22.11.2023

Bundesverfassungsgericht übt Kritik an Sozialgericht: „Belastungsgrenze“ für Heimbewohnerin zu hoch (1 BvR 422/23)

Das Bundesverfassungsgericht (BVerfG) hat am 03.11.2023 einen Beschluss vom 22.09.2023 veröffentlicht, mit dem es der Verfassungsbeschwerde einer Heimbewohnerin stattgegeben hat. Es ging um die Höhe der Belastungsgrenze für Zuzahlungen bei Leistungen der Krankenkasse.

1.

Die 85 Jahre alte Beschwerdeführerin des Verfahrens lebt seit Juli 2021 in einem Pflegeheim. Entsprechend ihrem Pflegegrad erhielt sie für die Heimkosten pauschale Leistungen der Pflegekasse. Da diese Leistungen zusammen mit ihrer Rente von 1.100,37 € monatlich zur Bestreitung der Heimkosten nicht ausreichten, wurde ihr zusätzlich Sozialhilfe als Hilfe zur Pflege bewilligt.
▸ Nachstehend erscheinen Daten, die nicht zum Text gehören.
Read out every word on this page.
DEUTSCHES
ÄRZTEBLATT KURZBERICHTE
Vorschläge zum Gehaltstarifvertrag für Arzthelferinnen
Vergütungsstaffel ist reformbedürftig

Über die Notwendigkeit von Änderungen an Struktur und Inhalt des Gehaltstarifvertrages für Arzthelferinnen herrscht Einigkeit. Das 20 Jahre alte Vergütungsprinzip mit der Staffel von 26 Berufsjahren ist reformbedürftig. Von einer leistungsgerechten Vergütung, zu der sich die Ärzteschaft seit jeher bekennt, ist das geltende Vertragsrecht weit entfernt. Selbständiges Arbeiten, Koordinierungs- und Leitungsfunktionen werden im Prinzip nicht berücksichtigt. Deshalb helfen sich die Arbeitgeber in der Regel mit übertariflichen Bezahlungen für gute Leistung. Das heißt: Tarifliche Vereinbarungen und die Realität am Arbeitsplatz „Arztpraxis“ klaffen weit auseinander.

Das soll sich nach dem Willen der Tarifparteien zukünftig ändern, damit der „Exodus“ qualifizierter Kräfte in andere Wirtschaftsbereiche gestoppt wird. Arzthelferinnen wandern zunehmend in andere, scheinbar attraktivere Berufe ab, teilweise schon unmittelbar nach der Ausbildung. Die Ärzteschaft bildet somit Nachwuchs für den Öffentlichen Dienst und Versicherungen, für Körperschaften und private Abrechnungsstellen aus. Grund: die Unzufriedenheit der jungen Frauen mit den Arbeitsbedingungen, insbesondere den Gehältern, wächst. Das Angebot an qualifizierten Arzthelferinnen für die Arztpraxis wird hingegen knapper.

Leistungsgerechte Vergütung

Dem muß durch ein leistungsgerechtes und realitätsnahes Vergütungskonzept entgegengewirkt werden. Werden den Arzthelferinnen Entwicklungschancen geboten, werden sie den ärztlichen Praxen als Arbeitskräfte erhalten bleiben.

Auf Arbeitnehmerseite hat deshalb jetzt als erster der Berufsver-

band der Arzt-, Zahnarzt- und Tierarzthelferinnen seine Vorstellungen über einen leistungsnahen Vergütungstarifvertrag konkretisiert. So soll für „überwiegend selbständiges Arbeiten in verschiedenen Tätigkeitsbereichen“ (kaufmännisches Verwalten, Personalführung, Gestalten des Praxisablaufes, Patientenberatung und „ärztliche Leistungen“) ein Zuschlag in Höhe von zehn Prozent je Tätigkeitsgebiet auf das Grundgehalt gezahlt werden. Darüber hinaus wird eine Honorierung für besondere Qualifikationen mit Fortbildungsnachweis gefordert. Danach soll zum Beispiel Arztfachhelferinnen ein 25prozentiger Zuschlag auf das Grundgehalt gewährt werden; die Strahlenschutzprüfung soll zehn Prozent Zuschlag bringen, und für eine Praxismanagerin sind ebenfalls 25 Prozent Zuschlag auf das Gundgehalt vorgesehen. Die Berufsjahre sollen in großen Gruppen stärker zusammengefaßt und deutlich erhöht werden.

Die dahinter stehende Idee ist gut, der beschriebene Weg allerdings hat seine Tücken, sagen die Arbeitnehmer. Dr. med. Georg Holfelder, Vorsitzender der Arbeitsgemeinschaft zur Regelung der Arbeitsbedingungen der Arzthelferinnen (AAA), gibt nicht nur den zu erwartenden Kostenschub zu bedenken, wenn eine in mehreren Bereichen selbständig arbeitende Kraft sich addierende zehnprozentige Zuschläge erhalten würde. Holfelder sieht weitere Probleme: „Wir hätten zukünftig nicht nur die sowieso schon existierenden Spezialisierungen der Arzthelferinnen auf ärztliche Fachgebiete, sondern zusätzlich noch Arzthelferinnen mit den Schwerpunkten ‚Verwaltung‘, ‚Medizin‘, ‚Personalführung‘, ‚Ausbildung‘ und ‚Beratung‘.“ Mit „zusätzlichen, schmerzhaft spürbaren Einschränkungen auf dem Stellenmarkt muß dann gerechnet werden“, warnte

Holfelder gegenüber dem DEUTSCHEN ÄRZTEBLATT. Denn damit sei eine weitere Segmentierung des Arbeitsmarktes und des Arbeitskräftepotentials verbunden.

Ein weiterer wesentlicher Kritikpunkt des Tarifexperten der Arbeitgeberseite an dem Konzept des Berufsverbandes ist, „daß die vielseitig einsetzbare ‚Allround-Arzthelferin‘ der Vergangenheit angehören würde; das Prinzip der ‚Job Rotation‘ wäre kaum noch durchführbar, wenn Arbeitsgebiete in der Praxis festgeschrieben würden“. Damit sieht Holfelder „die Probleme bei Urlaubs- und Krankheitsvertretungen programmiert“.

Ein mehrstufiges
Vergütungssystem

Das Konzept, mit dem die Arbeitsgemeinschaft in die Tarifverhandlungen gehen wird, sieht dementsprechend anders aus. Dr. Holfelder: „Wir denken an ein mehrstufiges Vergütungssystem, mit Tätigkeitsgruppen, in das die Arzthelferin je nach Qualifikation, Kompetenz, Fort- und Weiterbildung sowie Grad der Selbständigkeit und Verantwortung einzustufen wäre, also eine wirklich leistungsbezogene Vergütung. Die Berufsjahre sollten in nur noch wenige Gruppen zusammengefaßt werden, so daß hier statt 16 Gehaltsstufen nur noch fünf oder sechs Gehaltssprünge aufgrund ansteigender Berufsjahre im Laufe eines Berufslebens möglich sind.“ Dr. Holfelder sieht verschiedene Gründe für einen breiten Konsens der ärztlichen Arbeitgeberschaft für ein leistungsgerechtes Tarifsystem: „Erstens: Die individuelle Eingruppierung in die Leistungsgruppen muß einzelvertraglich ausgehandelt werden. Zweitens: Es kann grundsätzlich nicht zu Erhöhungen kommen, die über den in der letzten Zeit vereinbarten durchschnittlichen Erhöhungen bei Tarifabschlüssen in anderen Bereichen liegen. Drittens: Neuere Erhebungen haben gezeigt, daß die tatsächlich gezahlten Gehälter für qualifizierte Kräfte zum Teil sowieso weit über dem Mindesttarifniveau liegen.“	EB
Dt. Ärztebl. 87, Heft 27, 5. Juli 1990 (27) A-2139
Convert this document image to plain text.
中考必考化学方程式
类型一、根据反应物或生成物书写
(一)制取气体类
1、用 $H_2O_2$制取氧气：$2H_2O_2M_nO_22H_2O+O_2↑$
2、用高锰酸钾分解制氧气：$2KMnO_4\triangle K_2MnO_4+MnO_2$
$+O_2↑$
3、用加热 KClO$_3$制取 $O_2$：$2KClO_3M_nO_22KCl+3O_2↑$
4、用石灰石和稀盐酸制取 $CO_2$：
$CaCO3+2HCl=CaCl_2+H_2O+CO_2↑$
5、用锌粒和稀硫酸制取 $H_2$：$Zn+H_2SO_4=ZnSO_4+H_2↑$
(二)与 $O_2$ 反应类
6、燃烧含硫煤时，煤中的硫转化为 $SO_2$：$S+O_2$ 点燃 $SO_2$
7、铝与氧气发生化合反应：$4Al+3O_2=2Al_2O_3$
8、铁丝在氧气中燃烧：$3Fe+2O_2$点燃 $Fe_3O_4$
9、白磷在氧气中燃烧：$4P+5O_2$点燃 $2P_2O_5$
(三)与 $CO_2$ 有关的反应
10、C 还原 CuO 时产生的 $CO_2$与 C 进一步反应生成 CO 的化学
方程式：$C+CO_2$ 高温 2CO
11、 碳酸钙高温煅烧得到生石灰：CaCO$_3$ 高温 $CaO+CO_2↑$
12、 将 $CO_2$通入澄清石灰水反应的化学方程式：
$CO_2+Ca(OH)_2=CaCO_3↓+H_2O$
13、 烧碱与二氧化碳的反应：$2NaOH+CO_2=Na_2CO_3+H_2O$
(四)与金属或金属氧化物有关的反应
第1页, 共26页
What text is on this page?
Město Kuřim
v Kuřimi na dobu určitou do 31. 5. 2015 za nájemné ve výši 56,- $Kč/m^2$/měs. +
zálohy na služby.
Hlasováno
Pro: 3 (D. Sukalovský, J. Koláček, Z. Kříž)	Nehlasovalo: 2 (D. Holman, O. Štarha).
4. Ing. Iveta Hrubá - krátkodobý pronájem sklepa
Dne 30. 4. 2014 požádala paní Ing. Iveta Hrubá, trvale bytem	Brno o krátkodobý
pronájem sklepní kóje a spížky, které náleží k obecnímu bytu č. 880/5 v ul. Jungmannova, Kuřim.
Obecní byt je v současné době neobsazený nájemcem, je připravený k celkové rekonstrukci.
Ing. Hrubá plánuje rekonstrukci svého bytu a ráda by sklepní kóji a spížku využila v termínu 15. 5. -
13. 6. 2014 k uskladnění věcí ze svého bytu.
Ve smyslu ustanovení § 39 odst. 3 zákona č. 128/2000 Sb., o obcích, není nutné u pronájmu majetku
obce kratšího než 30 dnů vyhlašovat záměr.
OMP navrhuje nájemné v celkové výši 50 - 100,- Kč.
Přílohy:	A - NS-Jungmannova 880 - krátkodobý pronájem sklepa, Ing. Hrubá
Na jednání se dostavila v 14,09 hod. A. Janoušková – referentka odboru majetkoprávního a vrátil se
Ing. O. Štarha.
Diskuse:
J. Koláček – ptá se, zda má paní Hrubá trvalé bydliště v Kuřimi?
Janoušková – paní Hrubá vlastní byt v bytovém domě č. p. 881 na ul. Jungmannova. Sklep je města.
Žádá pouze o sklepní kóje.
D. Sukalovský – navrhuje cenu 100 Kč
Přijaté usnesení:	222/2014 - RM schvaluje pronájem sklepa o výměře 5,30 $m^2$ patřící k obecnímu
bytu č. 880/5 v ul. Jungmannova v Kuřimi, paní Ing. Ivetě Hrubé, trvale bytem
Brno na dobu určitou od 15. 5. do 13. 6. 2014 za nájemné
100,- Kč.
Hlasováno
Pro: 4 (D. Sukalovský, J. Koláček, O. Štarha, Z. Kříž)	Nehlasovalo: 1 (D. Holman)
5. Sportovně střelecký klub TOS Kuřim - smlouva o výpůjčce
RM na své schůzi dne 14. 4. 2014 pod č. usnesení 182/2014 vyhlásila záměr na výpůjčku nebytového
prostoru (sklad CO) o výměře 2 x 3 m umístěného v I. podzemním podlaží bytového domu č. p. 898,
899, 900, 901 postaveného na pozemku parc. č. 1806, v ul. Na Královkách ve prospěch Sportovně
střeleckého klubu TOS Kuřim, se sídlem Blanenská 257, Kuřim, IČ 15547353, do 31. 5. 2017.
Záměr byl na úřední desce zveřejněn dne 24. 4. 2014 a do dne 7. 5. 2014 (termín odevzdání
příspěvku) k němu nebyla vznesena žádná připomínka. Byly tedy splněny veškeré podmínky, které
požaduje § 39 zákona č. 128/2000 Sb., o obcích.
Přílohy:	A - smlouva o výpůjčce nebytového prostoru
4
Den Großteil der Rente zahlte sie direkt ans Heim.  Von der Rente verblieben ihr monatlich zur persönlichen Verfügung ein Barbetrag („Taschengeld“) von 120,42 € und als Pauschale zur Anschaffung von Kleidung ein Betrag von 23,50 €.

2.

Wenn sie Leistungen der Krankenkasse in Anspruch nahm – etwa Medikamente oder Physiotherapie -, musste sie hierfür Zuzahlungen leisten.

a) Für diese Zuzahlungen, die grundsätzlich alle volljährigen Krankenversicherten zu erbringen haben, gibt es nach § 62 SGB V Belastungsgrenzen. Sind sie überschritten, tritt auf Antrag bei der Krankenkasse eine Befreiung von Zuzahlungen ein.

  • Die Belastungsgrenze beträgt grds. 2 % der jährlichen Bruttoeinnahmen zum Lebensunterhalt. (Leben Angehörige in einem gemeinsamen Haushalt, gibt es dafür Sonderregelungen.)
  • Für chronisch kranke Menschen gilt ein Satz von 1 % der jährlichen Bruttoeinnahmen. *) 

Nicht immer wird auf die Bruttoeinnahmen abgestellt. Wer etwa Hilfe zum Lebensunterhalt bekommt oder wessen Heimkosten von einem Sozialhilfeträger getragen werden, dessen Belastungsgrenze ist bereits bei einem Betrag von 2 % bzw. (bei chronisch Kranken) von 1 % des Regelsatzes der Regelbedarfsstufe 1 nach der Anlage zu § 28 SGB XII erreicht. Um die Anwendung dieser Regelung wurde im vorliegenden Fall gestritten. 

b) Die Krankenkasse hatte für das Jahr 2022 für die Belastungsgrenze die chronische Erkrankung bejaht – ging also von 1 % aus – und die Rente in Höhe von 13.204,44 € (12 x 1.100,37 €) zu Grunde gelegt.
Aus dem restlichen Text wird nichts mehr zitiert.